EKS¶
Work in progress
This document is a work in progress.
Pod networking (CNI)¶
Amazon EKS supports native VPC networking via the Amazon VPC CNI plugin for Kubernetes. Using this CNI plugin allows
Kubernetes pods to have the same IP address inside the pod as they do on the VPC network.
This is really a great feature. But there is a one import limitation we will encounter if you want to run so many Pods in a EC2 worker node.
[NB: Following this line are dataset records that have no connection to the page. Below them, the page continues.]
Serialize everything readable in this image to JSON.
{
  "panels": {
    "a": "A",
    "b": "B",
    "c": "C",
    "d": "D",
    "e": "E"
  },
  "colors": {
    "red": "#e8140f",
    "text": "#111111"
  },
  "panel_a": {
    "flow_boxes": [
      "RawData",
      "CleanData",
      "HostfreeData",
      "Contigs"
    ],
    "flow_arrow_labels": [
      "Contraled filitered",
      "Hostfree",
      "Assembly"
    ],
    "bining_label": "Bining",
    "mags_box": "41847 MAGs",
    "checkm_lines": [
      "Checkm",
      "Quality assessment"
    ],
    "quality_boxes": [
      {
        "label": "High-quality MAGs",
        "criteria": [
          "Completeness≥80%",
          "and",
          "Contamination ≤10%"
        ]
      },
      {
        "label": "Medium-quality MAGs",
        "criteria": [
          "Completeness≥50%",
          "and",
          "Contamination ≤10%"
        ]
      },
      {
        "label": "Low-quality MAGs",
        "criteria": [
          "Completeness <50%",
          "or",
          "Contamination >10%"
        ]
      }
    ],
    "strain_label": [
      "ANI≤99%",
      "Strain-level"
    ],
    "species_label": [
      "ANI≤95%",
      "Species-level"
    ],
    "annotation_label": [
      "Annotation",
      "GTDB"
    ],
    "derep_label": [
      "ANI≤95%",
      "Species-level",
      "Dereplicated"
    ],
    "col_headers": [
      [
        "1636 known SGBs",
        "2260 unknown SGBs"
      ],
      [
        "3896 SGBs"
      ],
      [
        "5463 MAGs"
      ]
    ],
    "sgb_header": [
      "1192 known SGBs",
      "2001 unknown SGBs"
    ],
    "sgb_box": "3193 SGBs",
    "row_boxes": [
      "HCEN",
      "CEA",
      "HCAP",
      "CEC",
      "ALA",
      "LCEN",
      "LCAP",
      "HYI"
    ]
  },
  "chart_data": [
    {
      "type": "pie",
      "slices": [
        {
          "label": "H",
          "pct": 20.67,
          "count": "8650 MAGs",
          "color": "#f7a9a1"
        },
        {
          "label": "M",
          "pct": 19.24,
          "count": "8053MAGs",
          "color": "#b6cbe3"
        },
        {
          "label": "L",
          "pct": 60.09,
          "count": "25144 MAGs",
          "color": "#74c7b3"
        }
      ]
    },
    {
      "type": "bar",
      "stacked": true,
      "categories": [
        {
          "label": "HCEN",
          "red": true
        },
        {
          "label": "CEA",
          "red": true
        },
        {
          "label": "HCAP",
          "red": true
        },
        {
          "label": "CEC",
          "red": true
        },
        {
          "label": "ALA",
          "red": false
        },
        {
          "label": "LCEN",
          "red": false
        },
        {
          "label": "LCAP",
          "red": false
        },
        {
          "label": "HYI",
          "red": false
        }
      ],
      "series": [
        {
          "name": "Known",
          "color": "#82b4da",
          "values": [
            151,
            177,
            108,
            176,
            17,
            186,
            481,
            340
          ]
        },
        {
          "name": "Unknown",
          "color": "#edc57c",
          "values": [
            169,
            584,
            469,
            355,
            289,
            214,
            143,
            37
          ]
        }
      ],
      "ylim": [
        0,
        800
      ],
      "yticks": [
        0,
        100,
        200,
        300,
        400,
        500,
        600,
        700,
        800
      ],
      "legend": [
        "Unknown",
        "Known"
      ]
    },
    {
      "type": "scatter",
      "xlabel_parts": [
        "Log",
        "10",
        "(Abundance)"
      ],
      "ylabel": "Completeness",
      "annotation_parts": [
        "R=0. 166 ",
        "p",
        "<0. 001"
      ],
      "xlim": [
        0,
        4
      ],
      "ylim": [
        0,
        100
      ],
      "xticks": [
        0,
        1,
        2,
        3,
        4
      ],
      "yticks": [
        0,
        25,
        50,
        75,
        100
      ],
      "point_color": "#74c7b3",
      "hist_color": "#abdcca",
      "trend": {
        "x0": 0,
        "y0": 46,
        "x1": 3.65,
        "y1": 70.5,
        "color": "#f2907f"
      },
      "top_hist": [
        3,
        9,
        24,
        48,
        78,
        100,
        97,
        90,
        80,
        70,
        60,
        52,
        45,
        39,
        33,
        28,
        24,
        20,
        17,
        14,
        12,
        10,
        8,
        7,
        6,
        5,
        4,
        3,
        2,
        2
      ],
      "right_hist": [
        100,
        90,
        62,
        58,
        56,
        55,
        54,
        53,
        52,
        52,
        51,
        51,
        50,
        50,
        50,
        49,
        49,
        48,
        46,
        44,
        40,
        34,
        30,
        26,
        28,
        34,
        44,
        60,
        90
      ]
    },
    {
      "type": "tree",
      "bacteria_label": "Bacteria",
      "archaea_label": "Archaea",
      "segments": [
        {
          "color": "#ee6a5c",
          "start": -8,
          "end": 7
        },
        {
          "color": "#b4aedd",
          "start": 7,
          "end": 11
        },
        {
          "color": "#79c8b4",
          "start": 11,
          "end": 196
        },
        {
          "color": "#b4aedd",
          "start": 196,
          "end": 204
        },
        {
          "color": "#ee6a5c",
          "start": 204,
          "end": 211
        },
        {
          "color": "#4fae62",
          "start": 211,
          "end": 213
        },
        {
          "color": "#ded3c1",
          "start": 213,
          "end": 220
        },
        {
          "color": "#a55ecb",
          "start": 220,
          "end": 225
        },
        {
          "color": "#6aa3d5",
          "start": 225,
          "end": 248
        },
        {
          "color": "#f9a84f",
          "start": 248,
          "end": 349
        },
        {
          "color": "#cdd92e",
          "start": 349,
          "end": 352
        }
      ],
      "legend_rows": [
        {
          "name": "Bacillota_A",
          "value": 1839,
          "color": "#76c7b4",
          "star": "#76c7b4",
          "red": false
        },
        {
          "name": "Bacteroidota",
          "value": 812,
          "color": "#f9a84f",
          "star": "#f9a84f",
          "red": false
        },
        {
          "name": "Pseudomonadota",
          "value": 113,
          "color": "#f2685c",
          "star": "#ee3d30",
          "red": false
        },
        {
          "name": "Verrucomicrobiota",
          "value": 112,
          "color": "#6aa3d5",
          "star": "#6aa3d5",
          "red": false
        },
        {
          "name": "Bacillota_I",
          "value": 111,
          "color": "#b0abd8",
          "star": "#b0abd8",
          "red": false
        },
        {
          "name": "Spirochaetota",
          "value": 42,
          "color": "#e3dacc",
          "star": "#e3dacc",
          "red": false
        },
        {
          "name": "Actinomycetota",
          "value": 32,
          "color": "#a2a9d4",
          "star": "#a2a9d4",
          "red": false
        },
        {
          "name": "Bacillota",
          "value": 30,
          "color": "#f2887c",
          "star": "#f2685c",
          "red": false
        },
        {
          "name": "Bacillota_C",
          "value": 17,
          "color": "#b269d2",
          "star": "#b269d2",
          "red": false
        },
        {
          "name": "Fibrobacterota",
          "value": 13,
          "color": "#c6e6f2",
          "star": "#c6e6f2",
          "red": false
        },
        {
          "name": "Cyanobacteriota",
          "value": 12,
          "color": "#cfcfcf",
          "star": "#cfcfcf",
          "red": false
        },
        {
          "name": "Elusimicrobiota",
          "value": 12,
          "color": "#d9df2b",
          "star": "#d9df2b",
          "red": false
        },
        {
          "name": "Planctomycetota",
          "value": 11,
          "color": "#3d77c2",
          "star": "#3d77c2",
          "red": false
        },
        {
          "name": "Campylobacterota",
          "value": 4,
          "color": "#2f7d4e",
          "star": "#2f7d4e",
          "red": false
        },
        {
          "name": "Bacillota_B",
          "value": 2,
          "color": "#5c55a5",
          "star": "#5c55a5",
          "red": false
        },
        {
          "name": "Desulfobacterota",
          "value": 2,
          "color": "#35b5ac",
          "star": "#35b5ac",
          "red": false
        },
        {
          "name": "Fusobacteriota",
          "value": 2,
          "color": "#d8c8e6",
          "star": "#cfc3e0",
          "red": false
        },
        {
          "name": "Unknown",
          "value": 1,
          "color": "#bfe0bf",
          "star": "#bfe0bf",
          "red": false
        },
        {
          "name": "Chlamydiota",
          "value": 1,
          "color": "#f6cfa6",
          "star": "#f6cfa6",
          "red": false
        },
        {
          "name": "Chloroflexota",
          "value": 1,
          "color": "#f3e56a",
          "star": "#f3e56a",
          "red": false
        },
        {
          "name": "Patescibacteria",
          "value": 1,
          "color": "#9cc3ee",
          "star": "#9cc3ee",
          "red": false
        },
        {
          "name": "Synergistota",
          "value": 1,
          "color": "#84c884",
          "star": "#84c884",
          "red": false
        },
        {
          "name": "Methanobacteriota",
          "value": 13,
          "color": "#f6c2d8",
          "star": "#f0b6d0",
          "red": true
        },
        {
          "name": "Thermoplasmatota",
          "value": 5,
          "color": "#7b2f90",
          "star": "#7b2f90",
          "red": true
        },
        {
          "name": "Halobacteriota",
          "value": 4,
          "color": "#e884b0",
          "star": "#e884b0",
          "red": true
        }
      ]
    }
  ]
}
Whenever you deploy a Pod in the EKS worker node, EKS creates a new IP address from VPC subnet and attach to the instance.
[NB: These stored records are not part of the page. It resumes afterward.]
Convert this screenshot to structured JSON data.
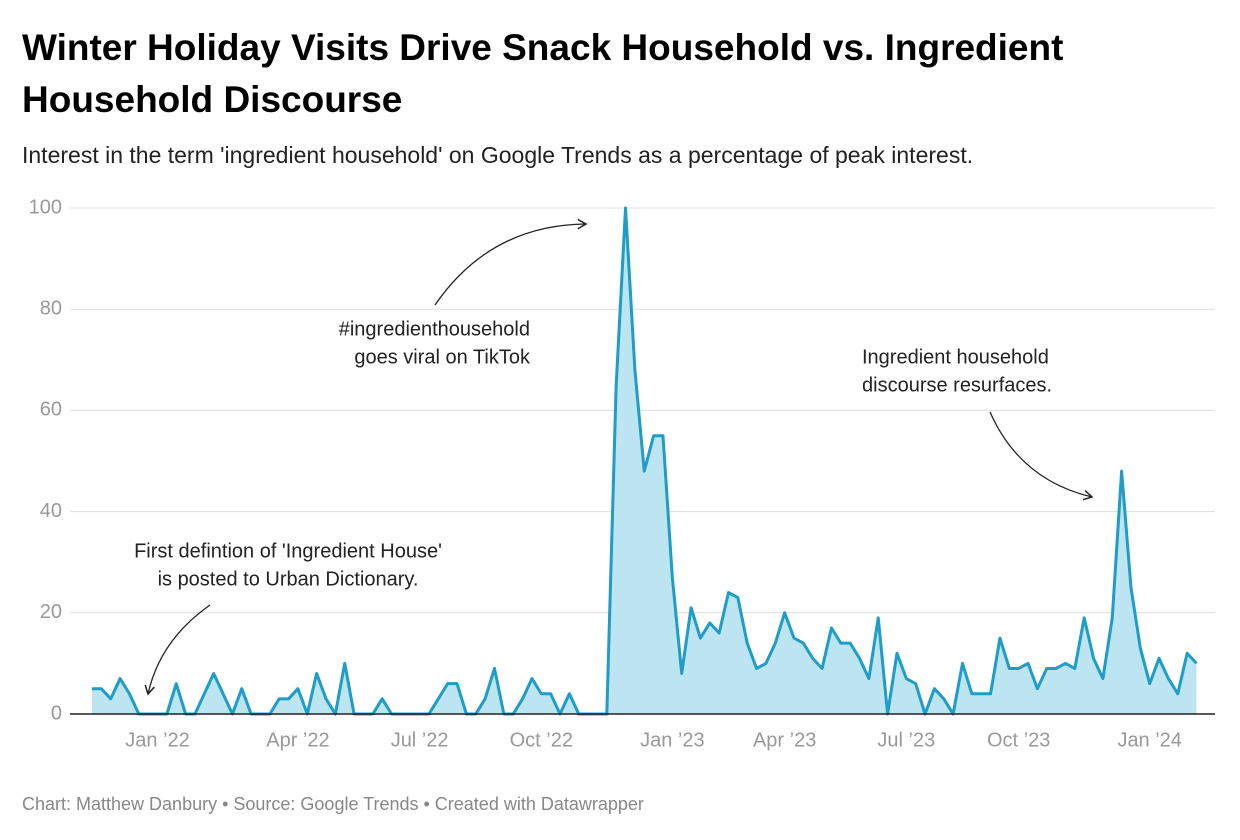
{
  "chart_data": {
    "type": "area",
    "title": "Winter Holiday Visits Drive Snack Household vs. Ingredient Household Discourse",
    "subtitle": "Interest in the term 'ingredient household' on Google Trends as a percentage of peak interest.",
    "source": "Chart: Matthew Danbury • Source: Google Trends • Created with Datawrapper",
    "categories": [
      null,
      null,
      null,
      null,
      null,
      null,
      null,
      "Jan ’22",
      null,
      null,
      null,
      null,
      null,
      null,
      null,
      null,
      null,
      null,
      null,
      null,
      null,
      null,
      "Apr ’22",
      null,
      null,
      null,
      null,
      null,
      null,
      null,
      null,
      null,
      null,
      null,
      null,
      "Jul ’22",
      null,
      null,
      null,
      null,
      null,
      null,
      null,
      null,
      null,
      null,
      null,
      null,
      "Oct ’22",
      null,
      null,
      null,
      null,
      null,
      null,
      null,
      null,
      null,
      null,
      null,
      null,
      null,
      "Jan ’23",
      null,
      null,
      null,
      null,
      null,
      null,
      null,
      null,
      null,
      null,
      null,
      "Apr ’23",
      null,
      null,
      null,
      null,
      null,
      null,
      null,
      null,
      null,
      null,
      null,
      null,
      "Jul ’23",
      null,
      null,
      null,
      null,
      null,
      null,
      null,
      null,
      null,
      null,
      null,
      "Oct ’23",
      null,
      null,
      null,
      null,
      null,
      null,
      null,
      null,
      null,
      null,
      null,
      null,
      null,
      "Jan ’24",
      null,
      null,
      null,
      null,
      null
    ],
    "series": [
      {
        "name": "ingredient household",
        "color": "#1f9cc8",
        "fill": "#bde4f1",
        "values": [
          5,
          5,
          3,
          7,
          4,
          0,
          0,
          0,
          0,
          6,
          0,
          0,
          4,
          8,
          4,
          0,
          5,
          0,
          0,
          0,
          3,
          3,
          5,
          0,
          8,
          3,
          0,
          10,
          0,
          0,
          0,
          3,
          0,
          0,
          0,
          0,
          0,
          3,
          6,
          6,
          0,
          0,
          3,
          9,
          0,
          0,
          3,
          7,
          4,
          4,
          0,
          4,
          0,
          0,
          0,
          0,
          65,
          100,
          68,
          48,
          55,
          55,
          27,
          8,
          21,
          15,
          18,
          16,
          24,
          23,
          14,
          9,
          10,
          14,
          20,
          15,
          14,
          11,
          9,
          17,
          14,
          14,
          11,
          7,
          19,
          0,
          12,
          7,
          6,
          0,
          5,
          3,
          0,
          10,
          4,
          4,
          4,
          15,
          9,
          9,
          10,
          5,
          9,
          9,
          10,
          9,
          19,
          11,
          7,
          19,
          48,
          25,
          13,
          6,
          11,
          7,
          4,
          12,
          10
        ]
      }
    ],
    "ylim": [
      0,
      100
    ],
    "yticks": [
      0,
      20,
      40,
      60,
      80,
      100
    ],
    "grid": true,
    "annotations": [
      {
        "lines": [
          "First defintion of 'Ingredient House'",
          "is posted to Urban Dictionary."
        ]
      },
      {
        "lines": [
          "#ingredienthousehold",
          "goes viral on TikTok"
        ]
      },
      {
        "lines": [
          "Ingredient household",
          "discourse resurfaces."
        ]
      }
    ]
  }
}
You can check how many ethernet interfaces and max IP per interface from https://docs.aws.amazon.com/AWSEC2/latest/UserGuide/using-eni.html#AvailableIpPerENI
Instance type | Maximum network interfaces | Private IPv4 addresses per interface | IPv6 addresses per interface |
---|---|---|---|
m4.large | 2 | 10 | 10 |
m4.xlarge | 4 | 15 | 15 |
m4.2xlarge | 4 | 15 | 15 |
m4.4xlarge | 8 | 30 | 30 |
m4.10xlarge | 8 | 30 | 30 |
m4.16xlarge | 8 | 30 | 30 |
m5.large | 3 | 10 | 10 |
m5.xlarge | 4 | 15 | 15 |
m5.2xlarge | 4 | 15 | 15 |
Here is the formula for max Pods numbers.
Max Pods = Maximum supported Network Interfaces for instance type ) * ( IPv4 Addresses per Interface ) - 1
t3.medium
instance which support max 3 ethernets
and 6 IPs per interface. You can create only 17 pods including the kubernetes internal Pods, Because One IP is reserved for nodes itself.